In 2000, a total of 59 apartments (86.8% of the total) were permanently occupied, while 6 apartments (8.8%) were seasonally occupied and 3 apartments (4.4%) were empty. As of 2009, the construction rate of new housing units was 0 new units per 1000 residents. The vacancy rate for the municipality, in 2010, was 0%.

The historical population is given in the following chart:

==Politics==
In the 2007 federal election the most popular party was the SVP which received 55.18% of the vote. The next three most popular parties were the FDP (9.71%), the EDU Party (8.4%) and the LPS Party (7.94%). In the federal election, a total of 64 votes were cast, and the voter turnout was 49.2%.

==Economy==
As of In 2010 2010, Cuarny had an unemployment rate of 2.9%. As of 2008, there were 26 people employed in the primary economic sector and about 12 businesses involved in this sector. 15 people were employed in the secondary sector and there were 6 businesses in this sector. 16 people were employed in the tertiary sector, with 6 businesses in this sector. There were 95 residents of the municipality who were employed in some capacity, of which females made up 35.8% of the workforce.

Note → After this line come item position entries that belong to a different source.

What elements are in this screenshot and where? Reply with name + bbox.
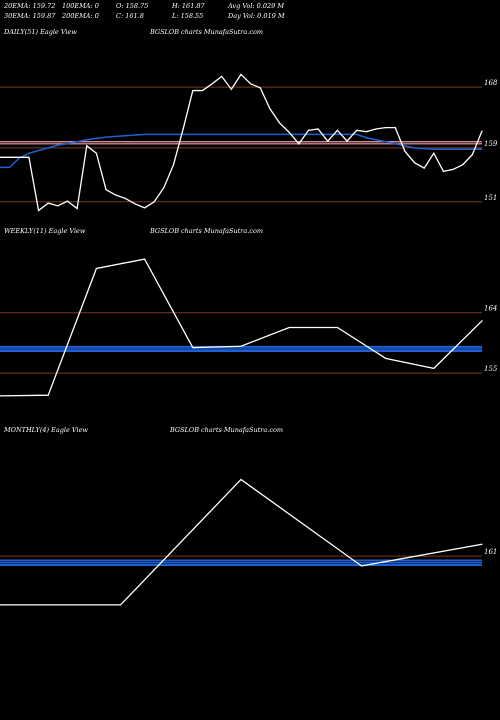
monthly-panel-watermark: BGSLOB charts MunafaSutra.com (170, 426, 284, 434)
header-ema200: 200EMA: 0 (62, 12, 99, 20)
daily-price-point (462, 164, 464, 166)
daily-price-point (18, 156, 20, 158)
monthly-price-point (0, 604, 1, 606)
header-open: O: 158.75 (116, 2, 149, 10)
daily-price-point (37, 209, 40, 212)
daily-panel-watermark: BGSLOB charts MunafaSutra.com (150, 28, 264, 36)
daily-price-point (307, 129, 310, 131)
weekly-tick-label: 155 (484, 365, 498, 373)
daily-price-point (394, 127, 396, 129)
weekly-price-point (385, 357, 387, 359)
daily-price-point (192, 89, 194, 92)
daily-price-point (356, 129, 358, 131)
daily-price-point (221, 75, 223, 77)
daily-tick-label: 151 (484, 194, 497, 202)
daily-price-point (375, 128, 377, 130)
daily-price-point (442, 170, 445, 173)
weekly-price-line (0, 258, 483, 397)
daily-price-point (317, 128, 319, 130)
daily-price-point (288, 131, 290, 133)
weekly-price-point (144, 258, 146, 260)
header-high: H: 161.87 (172, 2, 205, 10)
daily-price-point (336, 129, 338, 131)
weekly-price-point (240, 345, 242, 347)
daily-tick-label: 159 (484, 140, 498, 148)
daily-price-point (0, 156, 1, 158)
daily-price-point (471, 153, 473, 156)
daily-price-point (433, 152, 435, 154)
daily-price-point (250, 83, 252, 85)
weekly-tick-label: 164 (484, 305, 497, 313)
weekly-price-point (288, 326, 290, 329)
daily-price-point (298, 143, 300, 145)
daily-price-point (211, 83, 213, 85)
monthly-price-point (119, 604, 122, 606)
weekly-price-point (0, 395, 1, 397)
header-day-vol: Day Vol: 0.019 M (228, 12, 285, 20)
daily-price-point (269, 108, 271, 110)
header-avg-vol: Avg Vol: 0.029 M (228, 2, 285, 10)
daily-price-point (365, 131, 367, 133)
daily-price-point (385, 127, 387, 129)
daily-price-point (172, 164, 175, 166)
header-close: C: 161.8 (116, 12, 144, 20)
daily-price-point (452, 168, 454, 171)
daily-price-point (259, 87, 261, 89)
monthly-price-point (240, 478, 242, 481)
daily-price-point (57, 205, 59, 207)
daily-price-point (327, 140, 329, 142)
daily-price-point (28, 156, 30, 158)
header-ema30: 30EMA: 159.87 (4, 12, 56, 20)
weekly-price-point (336, 326, 338, 329)
daily-panel-label: DAILY(51) Eagle View (4, 28, 77, 36)
daily-price-point (95, 152, 97, 154)
daily-price-point (66, 200, 69, 202)
daily-ema-line (0, 133, 482, 169)
daily-price-point (76, 207, 78, 210)
daily-price-point (9, 156, 11, 158)
daily-price-point (47, 202, 49, 204)
daily-price-point (144, 207, 146, 209)
weekly-price-point (95, 267, 97, 270)
daily-price-point (86, 145, 88, 147)
weekly-price-point (192, 347, 194, 349)
daily-price-point (423, 167, 425, 169)
daily-price-point (134, 203, 136, 205)
weekly-price-point (433, 367, 435, 369)
header-ema20: 20EMA: 159.72 (4, 2, 56, 10)
daily-price-point (346, 140, 348, 142)
daily-price-point (201, 89, 204, 92)
daily-price-point (163, 187, 165, 189)
daily-price-point (404, 150, 406, 152)
daily-price-point (278, 122, 281, 124)
monthly-price-point (360, 565, 363, 567)
daily-price-point (182, 128, 184, 130)
daily-tick-label: 168 (484, 79, 498, 87)
daily-price-point (105, 189, 107, 191)
daily-price-point (124, 197, 126, 200)
weekly-panel-label: WEEKLY(11) Eagle View (4, 227, 86, 235)
daily-price-point (240, 73, 242, 75)
monthly-panel-label: MONTHLY(4) Eagle View (4, 426, 88, 434)
daily-price-point (153, 201, 155, 203)
daily-price-point (230, 88, 232, 90)
monthly-price-point (481, 543, 483, 545)
monthly-tick-label: 161 (484, 548, 497, 556)
daily-price-point (115, 194, 117, 196)
monthly-price-line (0, 478, 483, 606)
weekly-price-point (481, 320, 483, 322)
weekly-price-point (47, 394, 49, 396)
daily-price-point (413, 162, 416, 164)
daily-price-point (481, 130, 483, 132)
header-low: L: 158.55 (172, 12, 204, 20)
weekly-panel-watermark: BGSLOB charts MunafaSutra.com (150, 227, 264, 235)
header-ema100: 100EMA: 0 (62, 2, 99, 10)
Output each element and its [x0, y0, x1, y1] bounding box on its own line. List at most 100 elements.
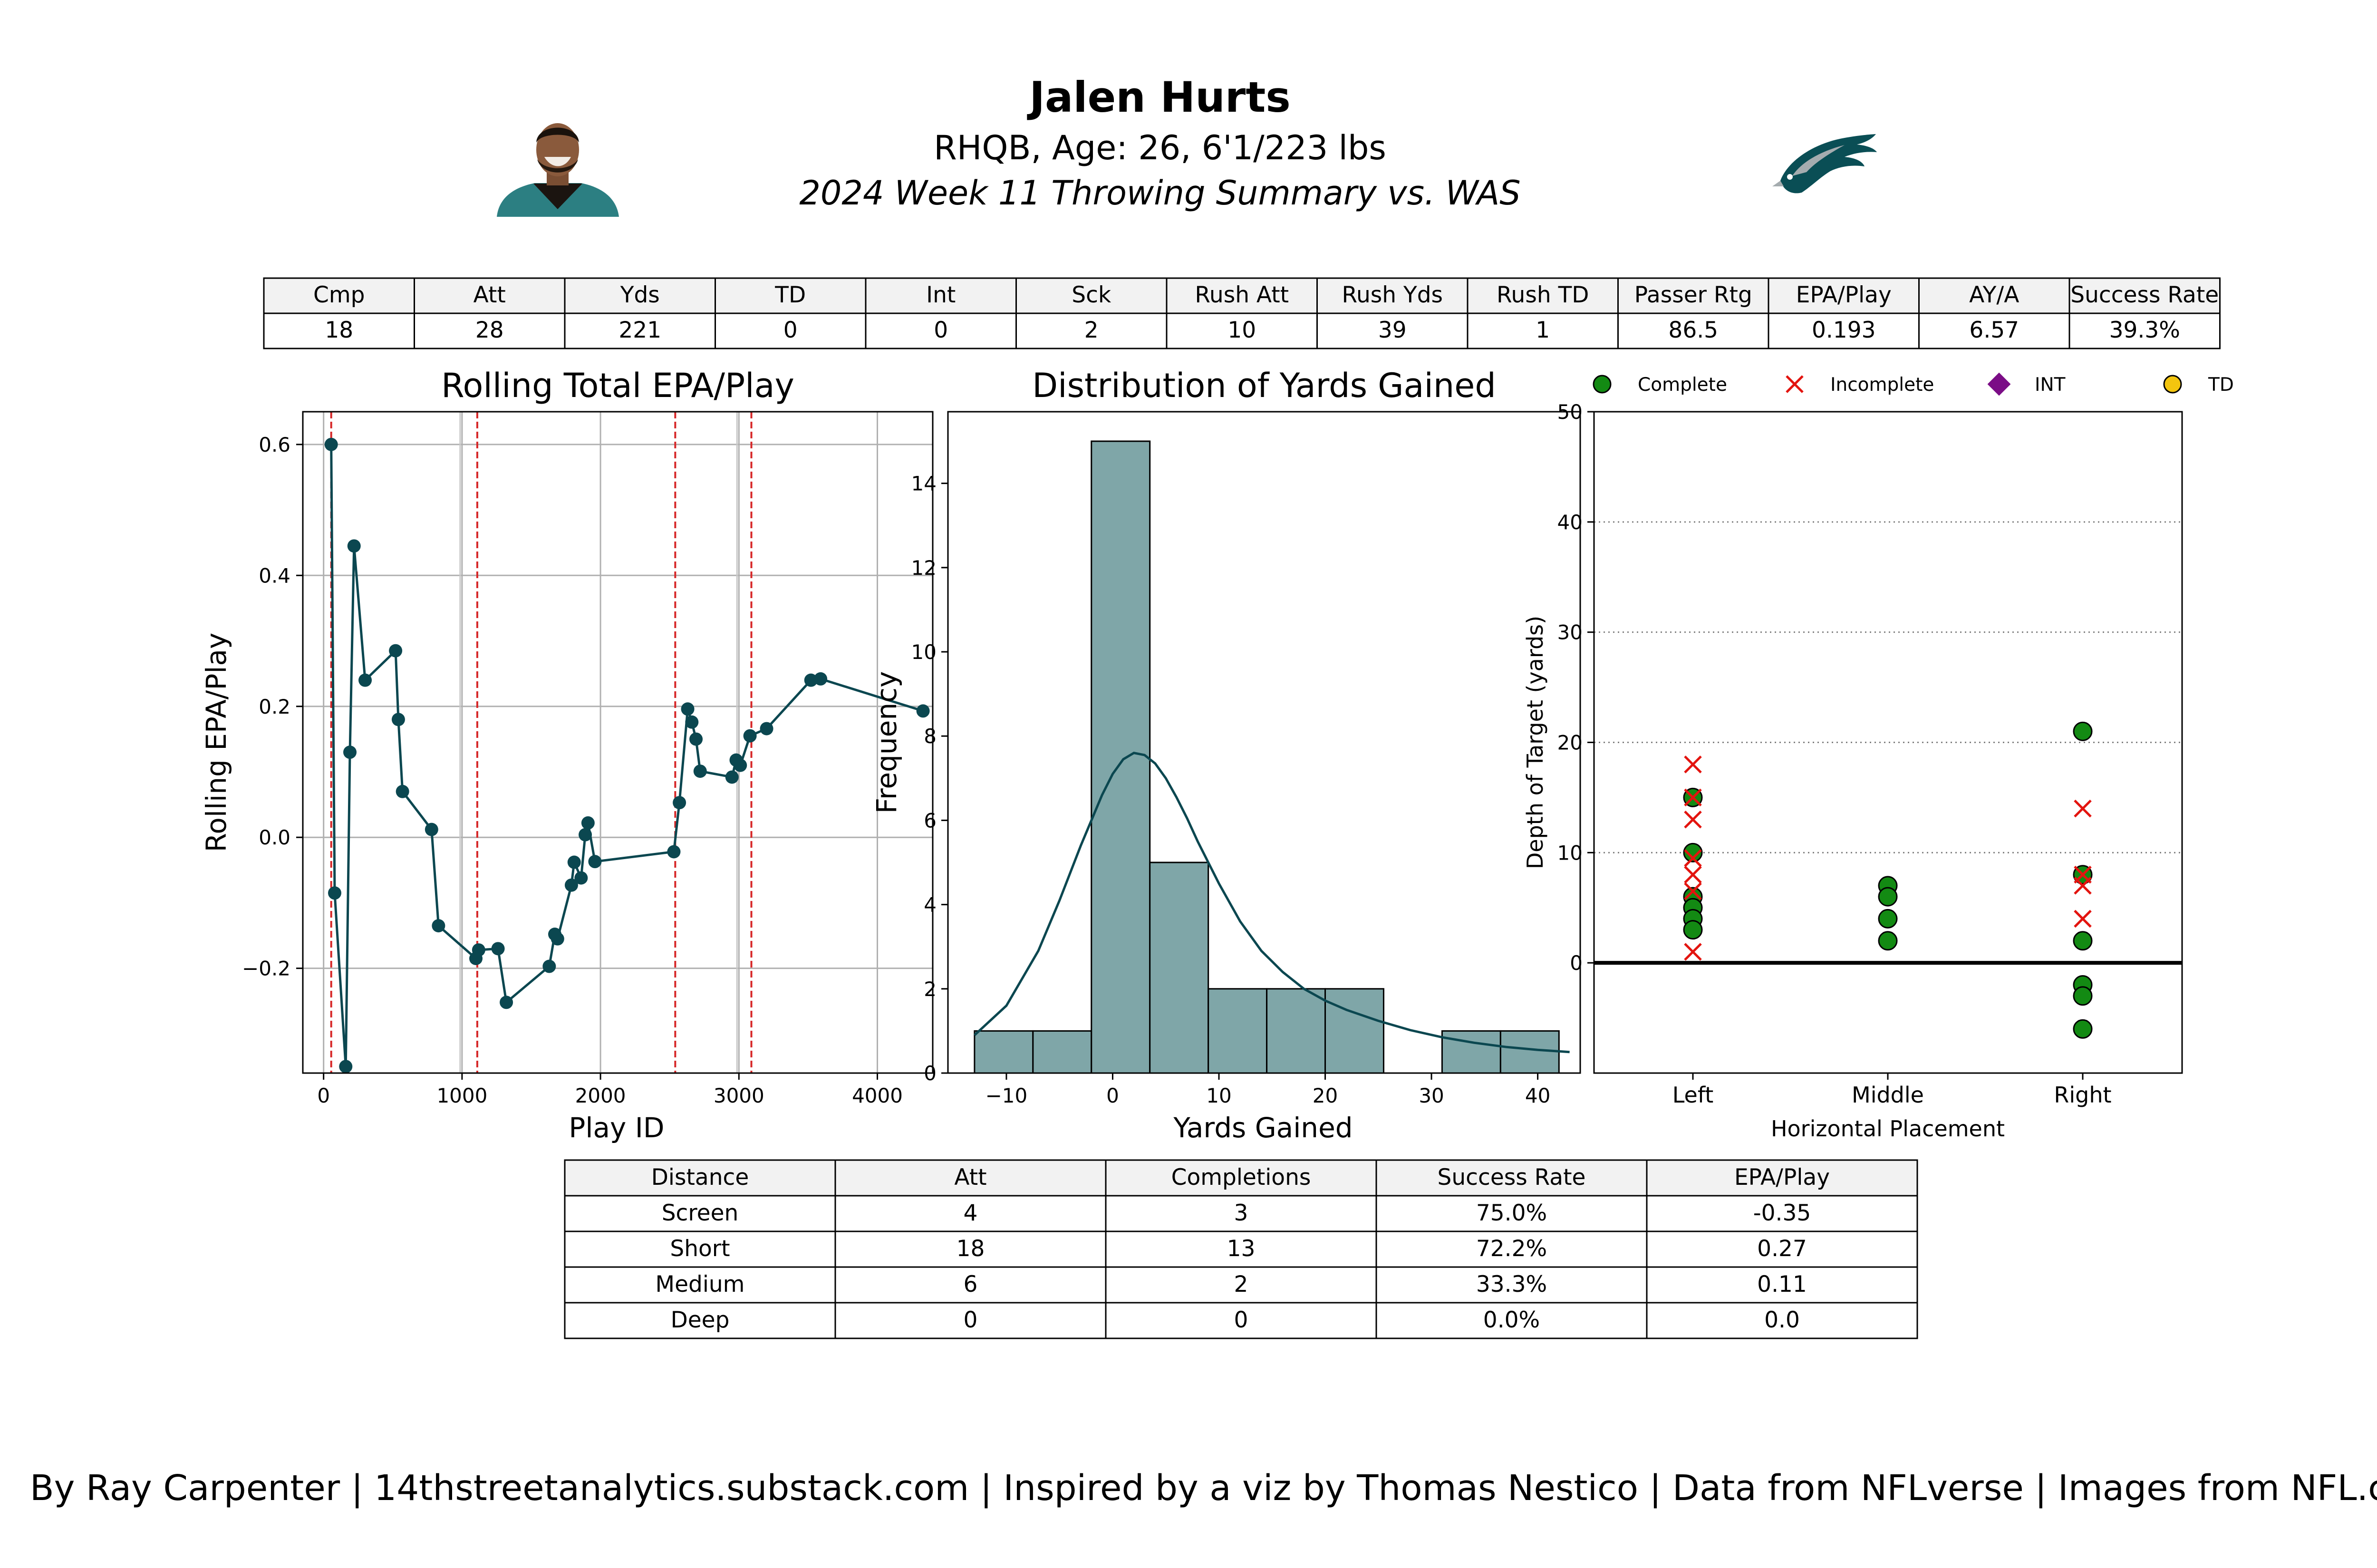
stats-header-cell [1918, 277, 2070, 314]
player-bio: RHQB, Age: 26, 6'1/223 lbs [934, 128, 1386, 167]
game-summary: 2024 Week 11 Throwing Summary vs. WAS [799, 174, 1520, 213]
x-tick-label: 4000 [852, 1084, 903, 1107]
stats-header-label: Sck [1072, 282, 1111, 308]
plot-frame [302, 411, 934, 1074]
histogram-bar [1091, 440, 1151, 1074]
epa-point [734, 758, 747, 772]
stats-value-cell [564, 312, 716, 349]
distance-value: Short [670, 1236, 730, 1262]
distance-value: 75.0% [1476, 1200, 1547, 1226]
distance-value: 33.3% [1476, 1271, 1547, 1297]
incomplete-point [2074, 910, 2092, 928]
epa-point [574, 871, 588, 885]
distance-header-cell [834, 1159, 1107, 1197]
distance-header-cell [1646, 1159, 1918, 1197]
x-tick-label: 20 [1313, 1084, 1338, 1107]
distance-header-cell [1105, 1159, 1377, 1197]
epa-point [689, 732, 703, 746]
y-axis-label: Frequency [870, 671, 903, 814]
x-axis-label: Play ID [569, 1112, 664, 1144]
distance-cell [1646, 1195, 1918, 1232]
chart-title: Rolling Total EPA/Play [441, 366, 794, 405]
complete-point [1878, 931, 1898, 951]
stats-value: 6.57 [1969, 317, 2019, 343]
stats-value: 1 [1536, 317, 1550, 343]
distance-cell [1646, 1230, 1918, 1268]
epa-point [760, 722, 773, 736]
y-tick-label: 10 [911, 640, 937, 664]
stats-value-cell [1617, 312, 1769, 349]
y-tick-label: 50 [1557, 400, 1583, 424]
stats-header-label: Yds [620, 282, 660, 308]
distance-value: 0.11 [1757, 1271, 1807, 1297]
stats-value-cell [414, 312, 566, 349]
histogram-bar [1149, 861, 1209, 1074]
distance-header-label: EPA/Play [1734, 1164, 1830, 1191]
y-tick-label: 0.2 [259, 695, 290, 718]
x-axis-label: Yards Gained [1173, 1112, 1353, 1144]
epa-point [581, 816, 595, 830]
epa-point [324, 437, 338, 451]
chart-title: Distribution of Yards Gained [1032, 366, 1496, 405]
distance-value: 2 [1234, 1271, 1248, 1297]
x-tick-label: 40 [1525, 1084, 1550, 1107]
incomplete-point [1684, 755, 1702, 774]
epa-point [567, 855, 581, 869]
distance-value: Deep [671, 1307, 730, 1333]
epa-point [564, 878, 578, 892]
x-tick-label: 10 [1206, 1084, 1231, 1107]
distance-header-cell [1375, 1159, 1648, 1197]
epa-point [743, 729, 757, 743]
distance-cell [1105, 1230, 1377, 1268]
epa-point [328, 886, 341, 900]
distance-value: 4 [964, 1200, 978, 1226]
stats-value-cell [865, 312, 1017, 349]
histogram-bar [974, 1030, 1034, 1074]
complete-point [1878, 909, 1898, 929]
player-headshot-icon [497, 123, 619, 217]
complete-point [1683, 920, 1703, 940]
complete-point [2073, 721, 2093, 741]
distance-table: Distance Att Completions Success Rate EPA/Pl… [564, 1159, 1918, 1339]
y-tick-label: 0 [924, 1062, 937, 1085]
stats-value-cell [1768, 312, 1920, 349]
distance-header-label: Success Rate [1438, 1164, 1586, 1191]
y-tick-label: 4 [924, 893, 937, 917]
distance-value: 18 [957, 1236, 985, 1262]
distance-value: 3 [1234, 1200, 1248, 1226]
x-tick-label: −10 [986, 1084, 1028, 1107]
incomplete-point [2074, 877, 2092, 895]
epa-point [339, 1060, 353, 1074]
x-axis-label: Horizontal Placement [1771, 1116, 2005, 1142]
legend-marker [1786, 375, 1804, 393]
stats-header-label: Att [473, 282, 506, 308]
distance-cell [834, 1302, 1107, 1339]
y-tick-label: 8 [924, 725, 937, 748]
stats-header-cell [1617, 277, 1769, 314]
distance-value: 72.2% [1476, 1236, 1547, 1262]
legend-label: TD [2208, 374, 2234, 396]
y-tick-label: 14 [911, 472, 937, 495]
stats-header-cell [263, 277, 415, 314]
stats-value: 0 [934, 317, 948, 343]
stats-value-cell [1015, 312, 1168, 349]
distance-cell [1646, 1266, 1918, 1304]
epa-point [491, 942, 505, 956]
epa-point [389, 644, 403, 658]
histogram-bar [1499, 1030, 1560, 1074]
stats-header-cell [2068, 277, 2221, 314]
distance-value: Screen [662, 1200, 739, 1226]
x-tick-label: Left [1672, 1082, 1714, 1108]
incomplete-point [1684, 788, 1702, 807]
epa-point [681, 702, 695, 716]
y-tick-label: 0.4 [259, 564, 290, 587]
y-axis-label: Rolling EPA/Play [200, 633, 232, 852]
distance-cell [564, 1266, 836, 1304]
stats-header-label: AY/A [1969, 282, 2019, 308]
y-tick-label: 0.6 [259, 433, 290, 456]
complete-point [2073, 986, 2093, 1006]
incomplete-point [1684, 943, 1702, 961]
x-tick-label: Middle [1852, 1082, 1924, 1108]
y-tick-label: 40 [1557, 511, 1583, 534]
stats-header-label: Int [926, 282, 956, 308]
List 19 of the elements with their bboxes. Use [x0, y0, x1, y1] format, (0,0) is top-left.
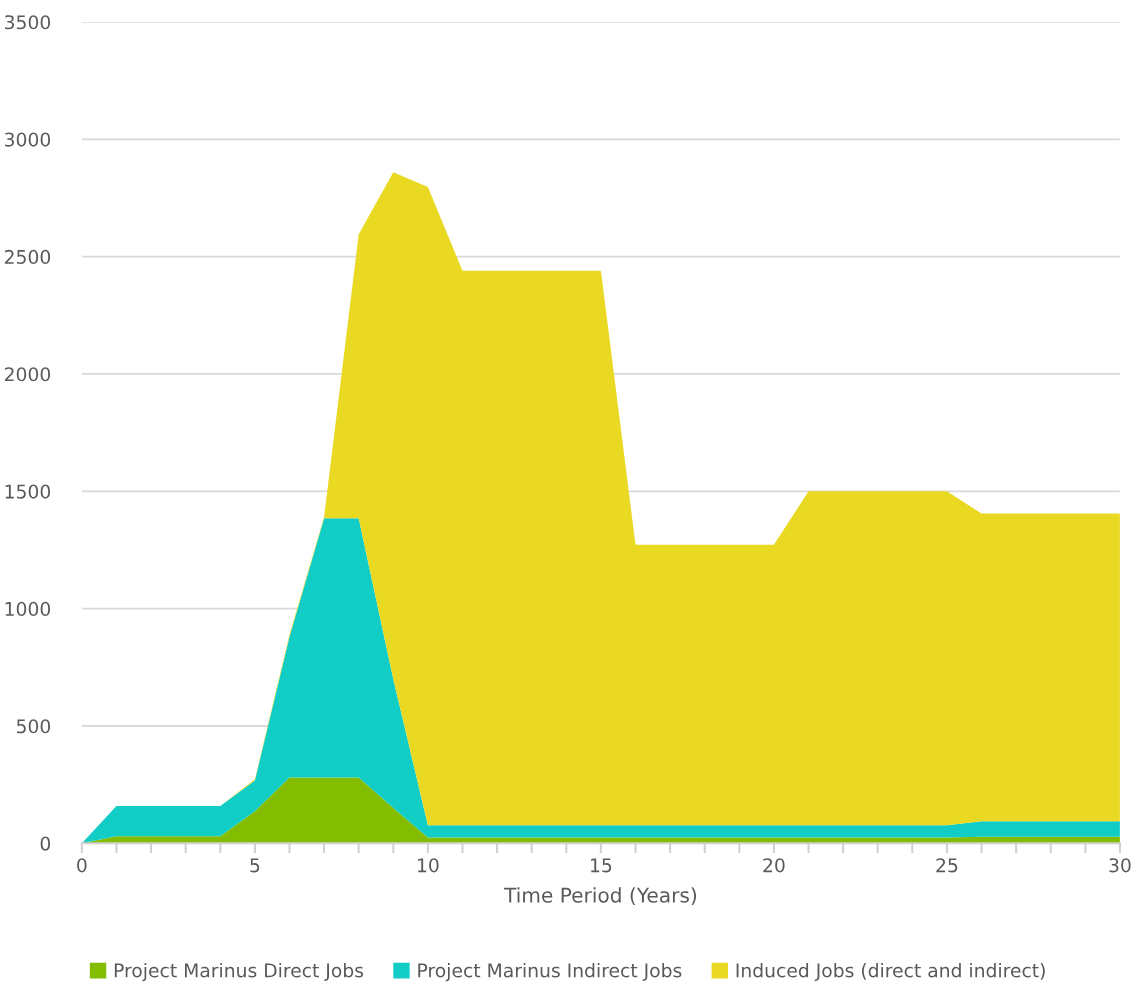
y-tick-label: 1500 [5, 484, 51, 499]
x-tick-label: 30 [1109, 858, 1131, 873]
y-tick-label: 3000 [5, 132, 51, 147]
x-tick-label: 15 [591, 858, 612, 873]
y-tick-label: 0 [40, 836, 51, 851]
legend-label: Induced Jobs (direct and indirect) [736, 962, 1045, 981]
x-tick-label: 5 [250, 858, 260, 873]
x-tick-label: 10 [418, 858, 439, 873]
x-tick-label: 20 [763, 858, 785, 873]
x-tick-label: 25 [936, 858, 958, 873]
legend-label: Project Marinus Direct Jobs [114, 962, 364, 982]
x-tick-label: 0 [77, 858, 87, 873]
y-tick-label: 2000 [4, 367, 51, 382]
y-tick-label: 1000 [5, 601, 51, 617]
y-tick-label: 2500 [4, 249, 51, 265]
x-axis-title: Time Period (Years) [503, 887, 697, 906]
y-tick-label: 3500 [5, 15, 51, 30]
y-tick-label: 500 [16, 719, 51, 734]
legend-label: Project Marinus Indirect Jobs [418, 962, 682, 982]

In 2008 the total number of full-time equivalent jobs was 42. The number of jobs in the primary sector was 16, all of which were in agriculture. The number of jobs in the secondary sector was 13 of which 8 or (61.5%) were in manufacturing and 5 (38.5%) were in construction. The number of jobs in the tertiary sector was 13. In the tertiary sector; 4 or 30.8% were in wholesale or retail sales or the repair of motor vehicles, 8 or 61.5% were in the information industry, 1 was in education.

In 2000, there were 9 workers who commuted into the municipality and 65 workers who commuted away. The municipality is a net exporter of workers, with about 7.2 workers leaving the municipality for every one entering. Of the working population, 8.4% used public transportation to get to work, and 53.7% used a private car.

==Religion==
From the 2000 census, 20 or 11.7% were Roman Catholic, while 110 or 64.3% belonged to the Swiss Reformed Church. Of the rest of the population, there were 2 members of an Orthodox church (or about 1.17% of the population), and there were 18 individuals (or about 10.53% of the population) who belonged to another Christian church. There was 1 individual who was Jewish, and there was 1 individual who was Islamic. 23 (or about 13.45% of the population) belonged to no church, are agnostic or atheist, and 5 individuals (or about 2.92% of the population) did not answer the question.

==Education==
In Cuarny about 68 or (39.8%) of the population have completed non-mandatory upper secondary education, and 18 or (10.5%) have completed additional higher education (either university or a Fachhochschule). Of the 18 who completed tertiary schooling, 61.1% were Swiss men, 33.3% were Swiss women.

In the 2009/2010 school year there were a total of 28 students in the Cuarny school district. In the Vaud cantonal school system, two years of non-obligatory pre-school are provided by the political districts. During the school year, the political district provided pre-school care for a total of 578 children of which 359 children (62.1%) received subsidized pre-school care. The canton's primary school program requires students to attend for four years. There were 16 students in the municipal primary school program. The obligatory lower secondary school program lasts for six years and there were 12 students in those schools.

As of 2000, there were 17 students in Cuarny who came from another municipality, while 21 residents attended schools outside the municipality.